Jadi bisa disimpulkan bahwa bulan muncul ketika malam lebaran tetapi bukan pada
tanggal 1 Syawwal tetapi beberapa hari sesudah Hari Raya Idul Fitri, karena acara tersebut
sudah selesai dan tampak sunyi dan sepi ia menggambarkannya dengan kuburan yang ia
lewati pada saat perjalanan pulang yang kebetulan disinari oleh cahaya bulan dari atas.
Epilog
Dari beberapa penjelasan diatas kita bisa mengetahui posisi pengarang dalam sebuah
karya dari berbagai sudut pandang.

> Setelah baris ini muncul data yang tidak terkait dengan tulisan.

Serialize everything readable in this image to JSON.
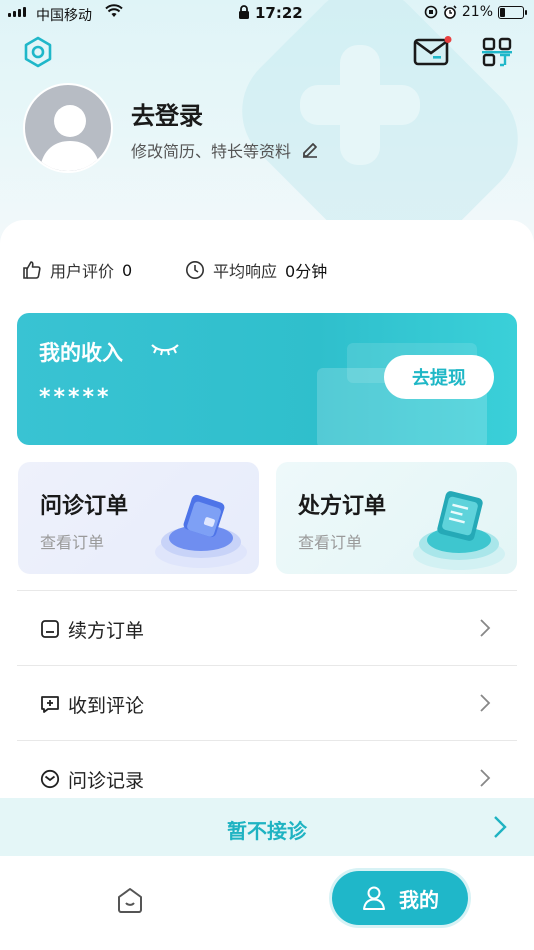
{
  "status_bar": {
    "carrier": "中国移动",
    "time": "17:22",
    "battery": "21%"
  },
  "header": {
    "login_title": "去登录",
    "login_subtitle": "修改简历、特长等资料"
  },
  "stats": {
    "rating_label": "用户评价",
    "rating_value": "0",
    "response_label": "平均响应",
    "response_value": "0分钟"
  },
  "income": {
    "title": "我的收入",
    "amount": "*****",
    "withdraw_label": "去提现"
  },
  "orders": [
    {
      "title": "问诊订单",
      "subtitle": "查看订单"
    },
    {
      "title": "处方订单",
      "subtitle": "查看订单"
    }
  ],
  "menu": [
    {
      "label": "续方订单",
      "icon": "minus-square-icon"
    },
    {
      "label": "收到评论",
      "icon": "plus-comment-icon"
    },
    {
      "label": "问诊记录",
      "icon": "envelope-circle-icon"
    }
  ],
  "pause_bar": {
    "label": "暂不接诊"
  },
  "tabbar": {
    "mine_label": "我的"
  },
  "colors": {
    "accent": "#1fb7c9",
    "card_gradient_start": "#39c3d3",
    "notification_dot": "#e84040"
  }
}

Dalam tulisan ini penulis ingin menyampaikan isi pikiran
dan pandangan penulis terkait makna dari dua karya Sitor Situmorang yang terkenal “
Cathedrale de Chartres 1953” dan “Malam Lebaran 1955” baik dari sisi posisi pengarang
maupun arti dari puisi tersebut yang diambil dari berbagai sudut pandang, kemudian diakhiri
dengan pengakuan dari pengarang yang bisa kita ambil kesimpulan bahwa arti sebenarnya
sebuah karya berasal dari pengarang, namun tidak salah juga kalau dari segi pembaca atau
penikmat karya sastra memiliki sudut pandang sendiri terkait makna sebuah karya sastra.
Daftar Pustaka
Nugraha, Dipa. (2020). POSISI PENGARANG DALAM INTERPRETASI
PEMBACAAN DUA SAJAK TERKENAL SITOR SITUMORANG. Widyaparwa. Vol 48
No 1.
Erafika. (2018). Artikel Kajian Puisi Pendekatan Pragmatik. Program Studi
Pendidikan bahasa Indonesia Fakultas Bahasa dan Seni Universitas Negeri Jakarta.